I love writing about mythology. My brain works with archetypes and symbols and myths are full of them. I love reading a myth, which is really just a condensed story without the details, and trying to unravel what the original teller meant. What the myth said about their culture and world.

Is there something from a legend, fairy or folk tale, or myth that you haven’t yet used in your writing, but would like to?

There is so much more about mythology I haven’t used in stories. And because myths are so deep, I could use the same myth in several stories in completely different ways. The beings of myth are almost endless. I can’t think of anything I haven’t used that I’d like to in particular because I don’t plan out my stories that way anymore. Maybe another phoenix story. And I’d like to explore the myths of other cultures and see what comes up.

If you could be a fantasy creature for a day, which would you choose, and why?

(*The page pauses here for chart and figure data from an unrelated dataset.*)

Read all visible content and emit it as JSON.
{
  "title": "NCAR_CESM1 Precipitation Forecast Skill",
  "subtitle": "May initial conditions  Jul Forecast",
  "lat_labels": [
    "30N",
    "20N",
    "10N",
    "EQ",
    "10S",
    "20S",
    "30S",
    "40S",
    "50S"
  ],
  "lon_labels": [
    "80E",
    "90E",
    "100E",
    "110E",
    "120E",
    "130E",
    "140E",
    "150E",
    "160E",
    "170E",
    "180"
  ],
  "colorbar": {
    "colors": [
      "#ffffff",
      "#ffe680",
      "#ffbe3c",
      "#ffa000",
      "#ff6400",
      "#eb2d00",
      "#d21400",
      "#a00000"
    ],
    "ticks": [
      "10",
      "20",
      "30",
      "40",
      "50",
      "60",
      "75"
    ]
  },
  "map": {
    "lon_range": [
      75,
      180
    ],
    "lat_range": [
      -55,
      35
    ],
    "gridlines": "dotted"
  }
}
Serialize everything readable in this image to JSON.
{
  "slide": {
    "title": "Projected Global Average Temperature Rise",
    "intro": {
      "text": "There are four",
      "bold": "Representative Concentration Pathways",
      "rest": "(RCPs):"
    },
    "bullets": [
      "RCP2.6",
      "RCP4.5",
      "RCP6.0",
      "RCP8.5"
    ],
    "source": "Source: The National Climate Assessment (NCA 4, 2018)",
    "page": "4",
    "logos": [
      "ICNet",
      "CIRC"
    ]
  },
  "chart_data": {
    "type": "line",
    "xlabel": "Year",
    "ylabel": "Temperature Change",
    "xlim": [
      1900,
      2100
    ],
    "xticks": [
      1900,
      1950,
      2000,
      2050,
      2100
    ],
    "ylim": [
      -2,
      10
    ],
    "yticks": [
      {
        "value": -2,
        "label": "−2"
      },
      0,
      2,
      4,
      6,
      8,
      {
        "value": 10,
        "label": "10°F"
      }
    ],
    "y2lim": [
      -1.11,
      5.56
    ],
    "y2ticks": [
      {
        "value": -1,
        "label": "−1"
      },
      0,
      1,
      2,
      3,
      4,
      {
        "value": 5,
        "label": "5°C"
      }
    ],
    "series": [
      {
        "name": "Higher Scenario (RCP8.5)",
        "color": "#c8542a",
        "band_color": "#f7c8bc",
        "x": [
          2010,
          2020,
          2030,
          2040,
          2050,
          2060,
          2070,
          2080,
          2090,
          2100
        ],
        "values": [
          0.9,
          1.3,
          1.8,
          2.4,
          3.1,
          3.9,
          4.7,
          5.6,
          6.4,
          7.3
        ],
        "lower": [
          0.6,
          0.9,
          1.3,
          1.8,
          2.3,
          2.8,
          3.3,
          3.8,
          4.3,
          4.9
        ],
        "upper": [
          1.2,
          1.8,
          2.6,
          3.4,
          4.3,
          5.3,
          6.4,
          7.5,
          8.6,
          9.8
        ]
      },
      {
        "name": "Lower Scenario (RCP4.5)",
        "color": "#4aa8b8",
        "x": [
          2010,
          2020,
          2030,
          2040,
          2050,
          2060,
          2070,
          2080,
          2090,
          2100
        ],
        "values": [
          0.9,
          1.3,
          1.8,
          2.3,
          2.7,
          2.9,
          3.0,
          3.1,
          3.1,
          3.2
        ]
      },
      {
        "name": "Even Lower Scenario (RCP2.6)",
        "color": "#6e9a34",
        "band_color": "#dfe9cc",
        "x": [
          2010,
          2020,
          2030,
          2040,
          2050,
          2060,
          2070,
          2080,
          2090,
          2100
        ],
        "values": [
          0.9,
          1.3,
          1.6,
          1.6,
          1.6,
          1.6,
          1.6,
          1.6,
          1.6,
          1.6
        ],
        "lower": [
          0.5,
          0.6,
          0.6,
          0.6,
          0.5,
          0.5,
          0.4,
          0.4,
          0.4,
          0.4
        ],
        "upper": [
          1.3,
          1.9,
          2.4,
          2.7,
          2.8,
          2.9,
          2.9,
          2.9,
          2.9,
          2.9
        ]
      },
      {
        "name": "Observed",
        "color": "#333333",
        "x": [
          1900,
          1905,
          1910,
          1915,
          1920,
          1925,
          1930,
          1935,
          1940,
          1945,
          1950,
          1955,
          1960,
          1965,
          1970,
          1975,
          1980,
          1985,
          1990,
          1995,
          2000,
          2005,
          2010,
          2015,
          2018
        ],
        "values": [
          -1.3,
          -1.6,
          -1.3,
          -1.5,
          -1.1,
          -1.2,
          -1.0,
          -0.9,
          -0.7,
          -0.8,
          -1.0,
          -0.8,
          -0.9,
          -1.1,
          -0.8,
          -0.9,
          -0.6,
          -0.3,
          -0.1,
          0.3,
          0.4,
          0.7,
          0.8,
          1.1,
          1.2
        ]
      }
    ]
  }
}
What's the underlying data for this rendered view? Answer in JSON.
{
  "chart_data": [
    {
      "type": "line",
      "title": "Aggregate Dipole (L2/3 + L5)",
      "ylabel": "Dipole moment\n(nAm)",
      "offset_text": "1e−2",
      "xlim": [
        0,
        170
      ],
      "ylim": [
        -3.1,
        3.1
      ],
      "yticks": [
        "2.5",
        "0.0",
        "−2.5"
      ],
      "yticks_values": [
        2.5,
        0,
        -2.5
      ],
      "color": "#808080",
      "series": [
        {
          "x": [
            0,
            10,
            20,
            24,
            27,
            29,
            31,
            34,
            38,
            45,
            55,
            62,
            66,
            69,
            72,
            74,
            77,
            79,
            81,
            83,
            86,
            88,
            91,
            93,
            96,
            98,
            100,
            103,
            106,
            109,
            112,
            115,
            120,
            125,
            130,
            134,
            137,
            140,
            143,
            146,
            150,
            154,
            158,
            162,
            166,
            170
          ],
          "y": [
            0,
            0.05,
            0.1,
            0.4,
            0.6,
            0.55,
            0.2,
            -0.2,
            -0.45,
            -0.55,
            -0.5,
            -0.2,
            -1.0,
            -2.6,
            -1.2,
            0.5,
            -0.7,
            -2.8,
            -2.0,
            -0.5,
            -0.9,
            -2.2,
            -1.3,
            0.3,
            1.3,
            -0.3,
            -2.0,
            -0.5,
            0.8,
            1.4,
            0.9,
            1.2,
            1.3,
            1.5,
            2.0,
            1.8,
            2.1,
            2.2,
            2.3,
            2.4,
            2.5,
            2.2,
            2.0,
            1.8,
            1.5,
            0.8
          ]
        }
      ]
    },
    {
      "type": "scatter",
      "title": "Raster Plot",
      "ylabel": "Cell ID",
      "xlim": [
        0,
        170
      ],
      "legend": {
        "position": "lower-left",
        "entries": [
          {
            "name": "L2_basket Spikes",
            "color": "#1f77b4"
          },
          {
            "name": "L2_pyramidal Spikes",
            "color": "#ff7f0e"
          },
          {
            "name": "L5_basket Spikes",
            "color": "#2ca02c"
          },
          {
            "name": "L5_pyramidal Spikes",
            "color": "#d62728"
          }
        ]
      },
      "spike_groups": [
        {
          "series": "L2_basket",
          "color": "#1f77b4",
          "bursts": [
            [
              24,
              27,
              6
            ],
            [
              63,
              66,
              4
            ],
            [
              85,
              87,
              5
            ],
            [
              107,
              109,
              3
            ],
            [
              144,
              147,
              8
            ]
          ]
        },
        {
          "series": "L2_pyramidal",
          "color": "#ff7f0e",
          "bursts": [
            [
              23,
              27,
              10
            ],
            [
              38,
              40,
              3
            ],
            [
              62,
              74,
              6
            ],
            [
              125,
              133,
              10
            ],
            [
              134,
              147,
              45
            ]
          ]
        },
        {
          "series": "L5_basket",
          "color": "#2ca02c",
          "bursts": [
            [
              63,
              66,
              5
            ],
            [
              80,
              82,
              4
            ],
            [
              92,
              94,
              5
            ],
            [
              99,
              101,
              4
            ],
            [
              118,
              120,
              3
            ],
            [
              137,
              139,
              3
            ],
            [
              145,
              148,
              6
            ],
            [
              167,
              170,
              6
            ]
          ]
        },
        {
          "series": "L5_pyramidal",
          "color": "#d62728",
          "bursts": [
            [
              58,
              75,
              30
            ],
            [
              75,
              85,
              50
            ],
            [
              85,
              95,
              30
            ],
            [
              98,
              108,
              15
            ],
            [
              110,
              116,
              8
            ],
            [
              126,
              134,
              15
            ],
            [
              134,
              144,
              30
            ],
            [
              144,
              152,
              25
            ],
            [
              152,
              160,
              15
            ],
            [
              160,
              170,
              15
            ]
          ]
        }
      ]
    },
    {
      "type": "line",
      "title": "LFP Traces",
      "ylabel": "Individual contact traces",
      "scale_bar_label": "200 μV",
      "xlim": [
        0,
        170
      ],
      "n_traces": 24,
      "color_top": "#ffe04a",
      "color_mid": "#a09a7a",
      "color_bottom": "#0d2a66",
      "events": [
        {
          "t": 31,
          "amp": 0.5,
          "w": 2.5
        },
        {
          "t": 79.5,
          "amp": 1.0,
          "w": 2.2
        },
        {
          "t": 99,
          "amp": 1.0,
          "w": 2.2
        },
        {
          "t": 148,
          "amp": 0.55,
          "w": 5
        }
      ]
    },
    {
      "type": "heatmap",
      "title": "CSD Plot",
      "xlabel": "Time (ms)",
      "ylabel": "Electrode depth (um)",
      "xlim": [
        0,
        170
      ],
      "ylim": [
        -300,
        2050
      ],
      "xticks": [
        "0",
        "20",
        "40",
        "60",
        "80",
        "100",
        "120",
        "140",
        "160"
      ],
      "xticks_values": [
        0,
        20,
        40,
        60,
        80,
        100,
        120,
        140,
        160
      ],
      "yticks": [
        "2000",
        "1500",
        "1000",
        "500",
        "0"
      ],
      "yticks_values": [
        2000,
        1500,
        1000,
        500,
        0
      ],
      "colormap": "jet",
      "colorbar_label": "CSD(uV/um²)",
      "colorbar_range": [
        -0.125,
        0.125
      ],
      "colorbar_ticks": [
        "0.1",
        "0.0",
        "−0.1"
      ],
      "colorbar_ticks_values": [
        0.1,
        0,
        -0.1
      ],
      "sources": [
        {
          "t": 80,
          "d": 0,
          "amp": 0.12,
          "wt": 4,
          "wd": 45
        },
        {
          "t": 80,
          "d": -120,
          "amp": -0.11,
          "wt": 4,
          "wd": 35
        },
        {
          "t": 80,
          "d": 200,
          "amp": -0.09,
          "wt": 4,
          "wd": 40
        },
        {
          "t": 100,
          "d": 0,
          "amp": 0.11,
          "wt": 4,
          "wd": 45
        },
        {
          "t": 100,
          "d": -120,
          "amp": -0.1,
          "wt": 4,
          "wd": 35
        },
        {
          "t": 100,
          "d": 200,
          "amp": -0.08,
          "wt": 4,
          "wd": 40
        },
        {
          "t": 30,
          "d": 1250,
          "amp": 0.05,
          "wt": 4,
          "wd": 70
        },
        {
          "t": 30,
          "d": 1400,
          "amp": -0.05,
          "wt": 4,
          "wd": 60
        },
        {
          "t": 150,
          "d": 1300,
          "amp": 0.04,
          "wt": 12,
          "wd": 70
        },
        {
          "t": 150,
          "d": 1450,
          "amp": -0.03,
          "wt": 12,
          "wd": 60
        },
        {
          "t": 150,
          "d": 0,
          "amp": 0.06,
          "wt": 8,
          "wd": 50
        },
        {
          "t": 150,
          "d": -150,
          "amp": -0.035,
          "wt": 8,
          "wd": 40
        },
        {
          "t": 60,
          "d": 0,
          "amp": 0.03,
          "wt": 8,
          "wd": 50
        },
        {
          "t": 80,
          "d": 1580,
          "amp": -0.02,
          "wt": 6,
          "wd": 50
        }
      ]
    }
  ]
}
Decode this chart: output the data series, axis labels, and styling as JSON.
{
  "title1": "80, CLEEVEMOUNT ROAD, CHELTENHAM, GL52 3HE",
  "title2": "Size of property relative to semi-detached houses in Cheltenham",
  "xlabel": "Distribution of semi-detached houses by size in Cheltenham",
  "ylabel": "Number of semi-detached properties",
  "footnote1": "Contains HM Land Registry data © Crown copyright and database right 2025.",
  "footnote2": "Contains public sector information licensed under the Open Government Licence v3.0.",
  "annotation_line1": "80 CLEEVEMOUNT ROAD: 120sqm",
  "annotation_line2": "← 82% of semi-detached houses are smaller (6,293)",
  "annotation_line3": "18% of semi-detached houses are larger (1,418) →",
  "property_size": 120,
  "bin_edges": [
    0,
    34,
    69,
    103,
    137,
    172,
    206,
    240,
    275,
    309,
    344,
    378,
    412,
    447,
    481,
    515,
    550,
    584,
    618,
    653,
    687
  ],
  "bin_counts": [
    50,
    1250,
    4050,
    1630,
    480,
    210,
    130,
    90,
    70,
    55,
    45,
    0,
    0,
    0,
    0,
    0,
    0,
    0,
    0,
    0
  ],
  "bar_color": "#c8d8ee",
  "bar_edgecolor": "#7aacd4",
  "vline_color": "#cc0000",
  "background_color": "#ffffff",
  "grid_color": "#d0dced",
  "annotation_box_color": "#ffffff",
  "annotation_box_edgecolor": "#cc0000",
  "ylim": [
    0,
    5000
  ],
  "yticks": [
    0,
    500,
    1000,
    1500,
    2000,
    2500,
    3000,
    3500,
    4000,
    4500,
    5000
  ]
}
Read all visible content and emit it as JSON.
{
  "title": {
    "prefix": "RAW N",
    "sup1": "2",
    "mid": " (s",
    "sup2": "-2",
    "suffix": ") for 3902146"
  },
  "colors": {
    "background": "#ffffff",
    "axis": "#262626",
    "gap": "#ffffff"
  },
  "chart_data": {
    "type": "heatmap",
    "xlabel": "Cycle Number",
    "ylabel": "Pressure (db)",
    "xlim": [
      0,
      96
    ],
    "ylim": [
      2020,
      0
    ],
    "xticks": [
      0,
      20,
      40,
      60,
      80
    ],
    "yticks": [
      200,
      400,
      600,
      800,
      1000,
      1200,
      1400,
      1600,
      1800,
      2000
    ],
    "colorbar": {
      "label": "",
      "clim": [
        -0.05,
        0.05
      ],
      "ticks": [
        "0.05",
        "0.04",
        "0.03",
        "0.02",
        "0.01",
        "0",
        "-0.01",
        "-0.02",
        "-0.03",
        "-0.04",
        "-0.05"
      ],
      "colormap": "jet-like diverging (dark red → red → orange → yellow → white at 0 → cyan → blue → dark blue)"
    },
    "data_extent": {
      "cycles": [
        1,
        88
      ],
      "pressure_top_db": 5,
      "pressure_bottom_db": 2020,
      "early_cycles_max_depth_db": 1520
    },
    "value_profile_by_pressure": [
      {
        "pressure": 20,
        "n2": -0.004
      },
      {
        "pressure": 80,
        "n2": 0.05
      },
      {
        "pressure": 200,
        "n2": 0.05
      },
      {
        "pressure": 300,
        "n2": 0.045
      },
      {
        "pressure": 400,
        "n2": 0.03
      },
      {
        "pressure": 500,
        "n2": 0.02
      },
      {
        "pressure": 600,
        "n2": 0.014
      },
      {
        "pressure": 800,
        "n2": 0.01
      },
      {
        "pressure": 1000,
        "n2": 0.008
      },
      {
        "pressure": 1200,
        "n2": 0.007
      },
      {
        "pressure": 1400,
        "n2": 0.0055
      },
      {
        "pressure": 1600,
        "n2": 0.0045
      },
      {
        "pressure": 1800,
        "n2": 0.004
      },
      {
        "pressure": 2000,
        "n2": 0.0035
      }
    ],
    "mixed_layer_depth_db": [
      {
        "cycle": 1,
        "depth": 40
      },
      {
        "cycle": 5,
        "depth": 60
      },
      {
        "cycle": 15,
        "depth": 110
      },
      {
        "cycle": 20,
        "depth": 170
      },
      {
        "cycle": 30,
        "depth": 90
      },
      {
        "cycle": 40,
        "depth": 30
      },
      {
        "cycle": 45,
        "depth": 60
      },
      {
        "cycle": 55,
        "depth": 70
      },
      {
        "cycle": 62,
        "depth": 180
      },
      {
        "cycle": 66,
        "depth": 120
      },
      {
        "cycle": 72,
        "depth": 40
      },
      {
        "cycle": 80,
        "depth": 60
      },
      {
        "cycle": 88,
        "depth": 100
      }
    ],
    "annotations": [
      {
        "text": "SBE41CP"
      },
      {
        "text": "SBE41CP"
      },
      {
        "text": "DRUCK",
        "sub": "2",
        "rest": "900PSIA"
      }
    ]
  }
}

If I could be any fantasy being it would probably be a dragon. Besides the flying thing, I’d love to breathe fire and plummet into the ocean. And hang out with other dragons of course.

What are you working on now, and what’s fun about what you’re writing?

Right now I’m working on a secondary world fantasy. One that has no connection with our world. I’m in the beginning stages so I won’t talk too much about it. There are several main characters and at least one dragon has shown up already. I have no idea who else might decide to be in the story.

I love improvising while writing so whoever wants to show up in my stories is always a surprise to me. That’s what keeps it fun. Plus a brand new world to explore. One that’s unlike any world I’ve written about ever!

About Linda

Linda Jordan writes fascinating characters, visionary worlds, and imaginative fiction. She creates both long and short fiction, serious and silly. She believes in the power of healing and transformation, and many of her stories follow those themes.

In a previous lifetime, Linda coordinated the Clarion West Writers’ Workshop. She’s also worked as a travel agent, a baker, and a pond plant/koi sales person, you know, the sort of things one does as a writer. Currently, she’s the Programming Director for the Writers Cooperative of the Pacific Northwest.

She lives in the rainy wilds of Washington state with her husband, daughter, four cats, a cluster of Koi and an infinite number of slugs and snails.